Generate a Random Forest model

  • Change your working directory in Rstudio by typing in the console:
setwd('~/tdd_project')
  • Open the RMI2_Random_Forest.Rmd
  • Use the menu option Knit/Knit with parameters...
  • Then a Shiny GUI allows to choose the Cell type (only Lymphocyte for now), the Activation status (Resting or Activated), and the mRNA degradation index.
  • Click on the Knit button to generate the model.

Nota Bene

For some reason after 3 executions the computations start be really slow. I have observed that the swap seems to be saturated by Rstudio (Rhistory?) , even when only 6 out 64GB of RAM is used. A reboot is necessary to reaccelerate the computations...

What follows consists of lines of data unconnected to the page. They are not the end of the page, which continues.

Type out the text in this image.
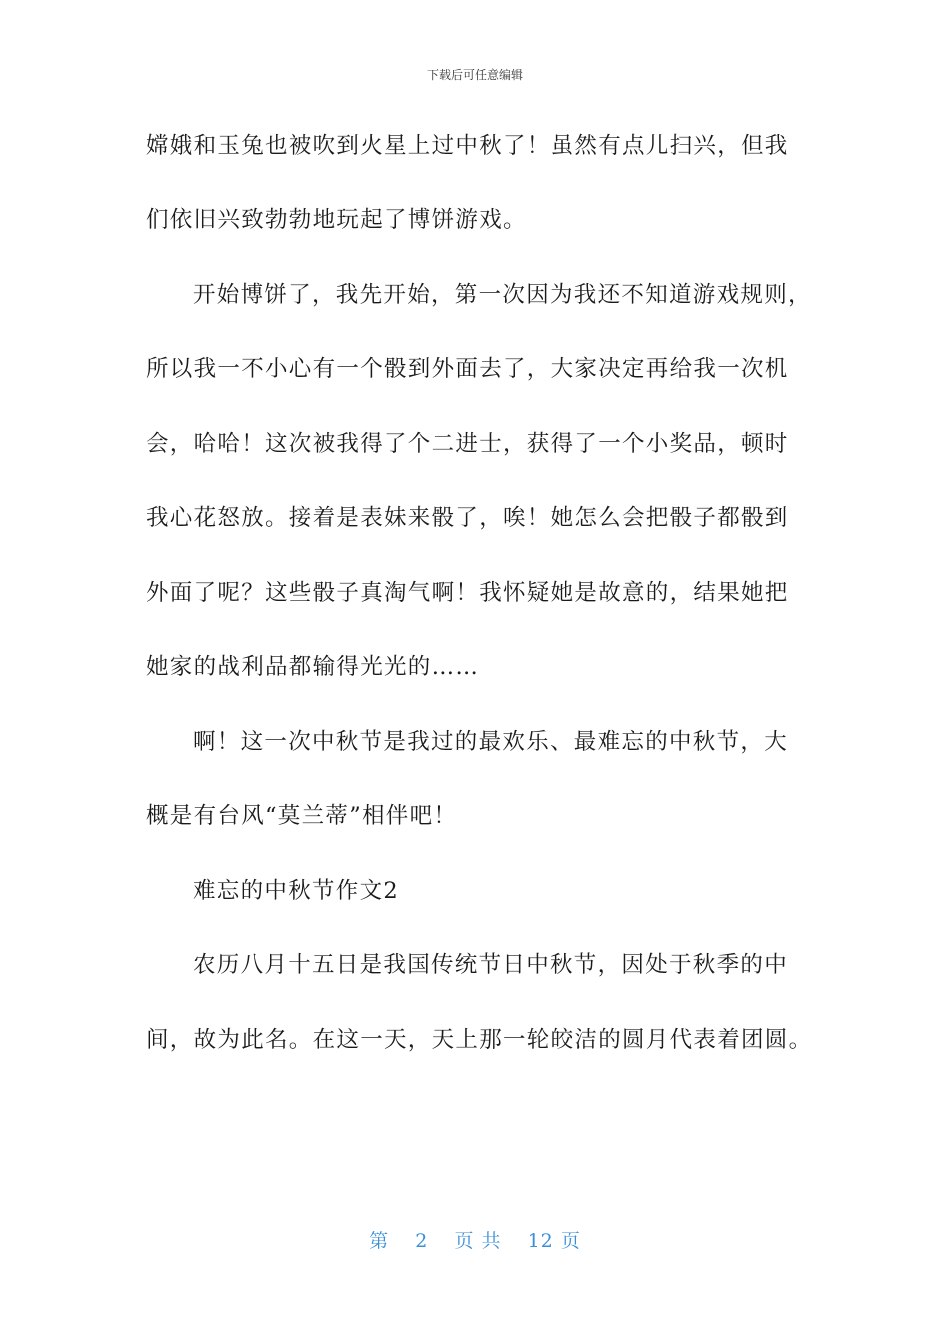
下载后可任意编辑
嫦娥和玉兔也被吹到火星上过中秋了！虽然有点儿扫兴，但我
们依旧兴致勃勃地玩起了博饼游戏。
开始博饼了，我先开始，第一次因为我还不知道游戏规则，
所以我一不小心有一个骰到外面去了，大家决定再给我一次机
会，哈哈！这次被我得了个二进士，获得了一个小奖品，顿时
我心花怒放。接着是表妹来骰了，唉！她怎么会把骰子都骰到
外面了呢？这些骰子真淘气啊！我怀疑她是故意的，结果她把
她家的战利品都输得光光的……
啊！这一次中秋节是我过的最欢乐、最难忘的中秋节，大
概是有台风“莫兰蒂”相伴吧！
难忘的中秋节作文2
农历八月十五日是我国传统节日中秋节，因处于秋季的中
间，故为此名。在这一天，天上那一轮皎洁的圆月代表着团圆。
第 2 页 共 12 页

Flowchart of Random Forest model generation

The Random Forest model is generated using the xgbTree method via a fine tuning of the hyper parameters (nrounds, max_depth, and colsample_bytree).

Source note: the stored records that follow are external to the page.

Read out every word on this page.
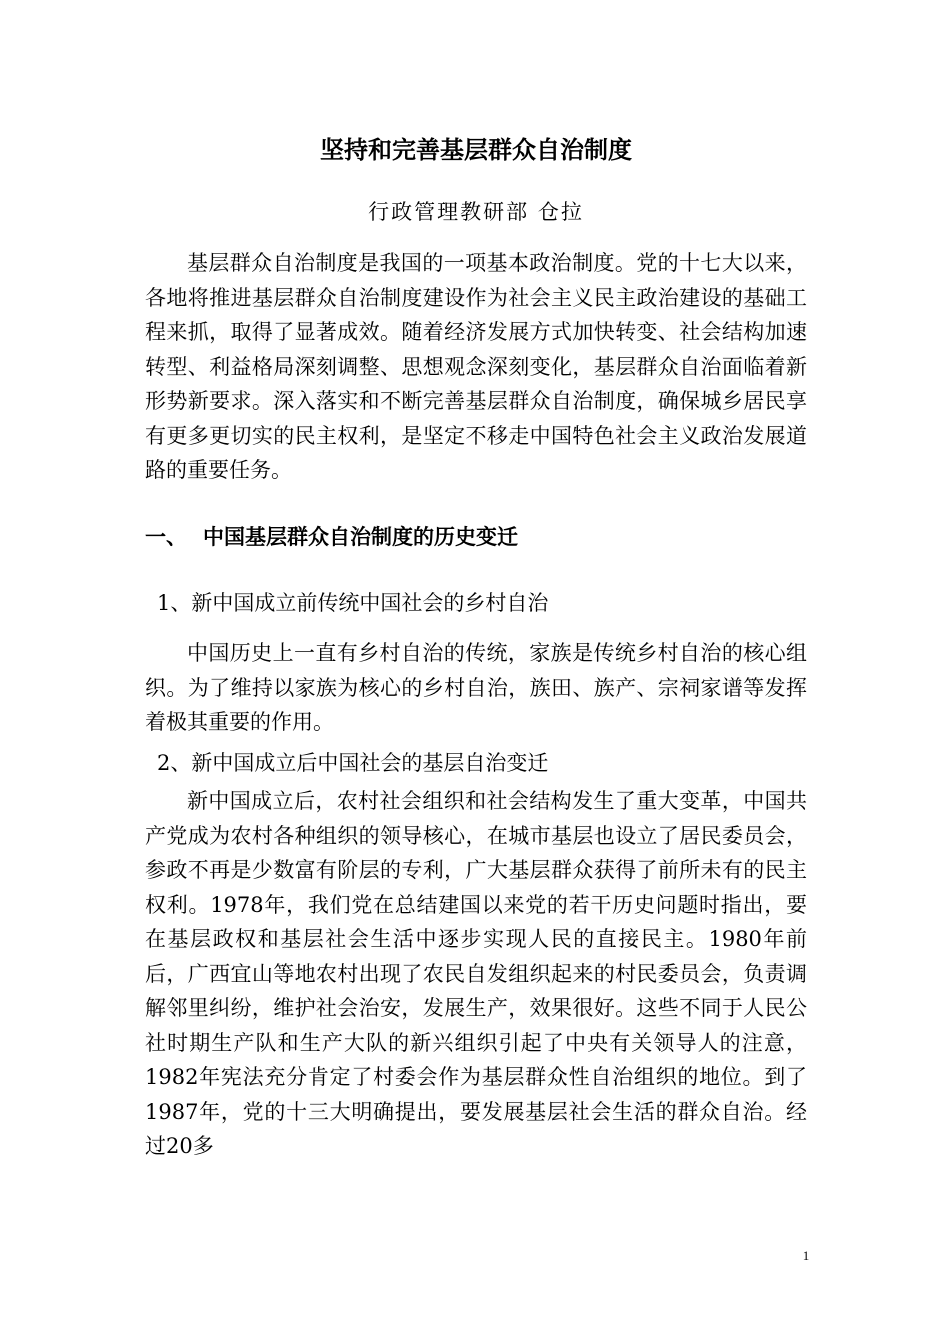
坚持和完善基层群众自治制度

行政管理教研部 仓拉

基层群众自治制度是我国的一项基本政治制度。党的十七大以来，各地将推进基层群众自治制度建设作为社会主义民主政治建设的基础工程来抓，取得了显著成效。随着经济发展方式加快转变、社会结构加速转型、利益格局深刻调整、思想观念深刻变化，基层群众自治面临着新形势新要求。深入落实和不断完善基层群众自治制度，确保城乡居民享有更多更切实的民主权利，是坚定不移走中国特色社会主义政治发展道路的重要任务。

一、 中国基层群众自治制度的历史变迁

1、新中国成立前传统中国社会的乡村自治

中国历史上一直有乡村自治的传统，家族是传统乡村自治的核心组织。为了维持以家族为核心的乡村自治，族田、族产、宗祠家谱等发挥着极其重要的作用。

2、新中国成立后中国社会的基层自治变迁

新中国成立后，农村社会组织和社会结构发生了重大变革，中国共产党成为农村各种组织的领导核心，在城市基层也设立了居民委员会，参政不再是少数富有阶层的专利，广大基层群众获得了前所未有的民主权利。1978年，我们党在总结建国以来党的若干历史问题时指出，要在基层政权和基层社会生活中逐步实现人民的直接民主。1980年前后，广西宜山等地农村出现了农民自发组织起来的村民委员会，负责调解邻里纠纷，维护社会治安，发展生产，效果很好。这些不同于人民公社时期生产队和生产大队的新兴组织引起了中央有关领导人的注意，1982年宪法充分肯定了村委会作为基层群众性自治组织的地位。到了1987年，党的十三大明确提出，要发展基层社会生活的群众自治。经过20多

1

In order to permit reproducibility the Training and Validation set are generated after setting the the seed to 1043.

flowchart TD

  subgraph results
    model(Cell_type_Activation_Score_model.rda)
    training_file(training_set.csv)
    validation_file(validation_set.csv)
  end 

  subgraph src
    pdf(RMI2_Random_Forest.pdf)
  end 

  subgraph tuned
    nrounds[nrounds\n100, 200]
    max_depth[max_depth\n3, 5, 10, 15, 20]
    colsample_bytree[colsample_bytree\n0.5, 0.6, 0.7, 0.8,0.9]
  end

  subgraph set
    eta[eta\n0.1]
    gamma[gamma\n0]
    min_child_weight[min_child_weight\n1]
    subsample[subsample\n1]
  end

  subgraph R
    tuned
    set
    load[Load the database]
    add_columns[Add columns]
    loaded_database[Database]
    filtering[Filter validated transcripts]
    filtered_database[Filtered\nDatabase]
    sampling[Prepare Training and Validation sets]
    training_set[Training set]
    validation_set[Validation set]
    tuning[Fine grid model tuning]
    models[Ensemble of models]
    apply_best_model[Apply the best model]
    figures[Generate the figures]
  end

  subgraph database
    db('2023-07-17_Subset_Data_processed_Merge.csv')
    DESeq('DESeqresults_lympho_activation_untreated.csv')
    filter_resting('filtred_genes_Lympho_Resting.csv')
    filter_activated('filtred_genes_Lympho_Activated.csv')  
  end 

  db --> |Input| load
  load --> loaded_database
  load --> add_columns
  DESeq --> |Input| add_columns
  add_columns --> |Add| loaded_database
  add_columns --> filtering
  loaded_database --> |Input| filtering
  filter_resting --> |Input| filtering
  filter_activated --> |Input| filtering
  filtering --> |Output| filtered_database
  filtering --> sampling
  filtered_database --> |Input| sampling
  sampling --> |80%| training_set
  sampling --> |20%| validation_set
  sampling --> tuning
  training_set --> |Input| tuning
  tuned --> |Parameters combination| tuning
  set --> |Parameters| tuning
  tuning --> models
  models --> |Input| apply_best_model
  training_set --> |Input| apply_best_model
  validation_set --> |Input| apply_best_model
  apply_best_model --> |Save| training_file
  apply_best_model --> |Save| validation_file
  apply_best_model --> |Save| model
  apply_best_model --> figures
  figures --> |Save| pdf


  style db fill: #ff6600
  style filter_resting fill: #ff6600
  style filter_activated fill: #ff6600
  style DESeq fill: #ff6600

  style model fill: #99ccff
  style training_file fill: #99ccff
  style validation_file fill: #99ccff

  style training_set fill: #69b3a2
  style validation_set fill: #404080

  style nrounds fill: #ffcc00
  style max_depth fill: #ffcc00
  style colsample_bytree fill: #ffcc00

  style eta fill: #99ffcc
  style gamma fill: #99ffcc
  style min_child_weight fill: #99ffcc
  style subsample fill: #99ffcc

  style loaded_database fill: #0099cc
  style filtered_database fill: #0099cc
  
  style pdf fill: #ff9999

  style models fill: #ffffcc

Nota Bene

The DESeqresults_lympho_activation_untreated.csv file is used to add the log2FoldChange that is used as parameter for the deltaTDD and deltaTID scores.

The filtred_genes_Lympho_Resting.csv and filtred_genes_Lympho_Activated.csv files are used to filter the validated transcripts respectively for the Resting and Activated status.

The Cell_type_Activation_Score_model.rda file can be used to apply the model to a new set.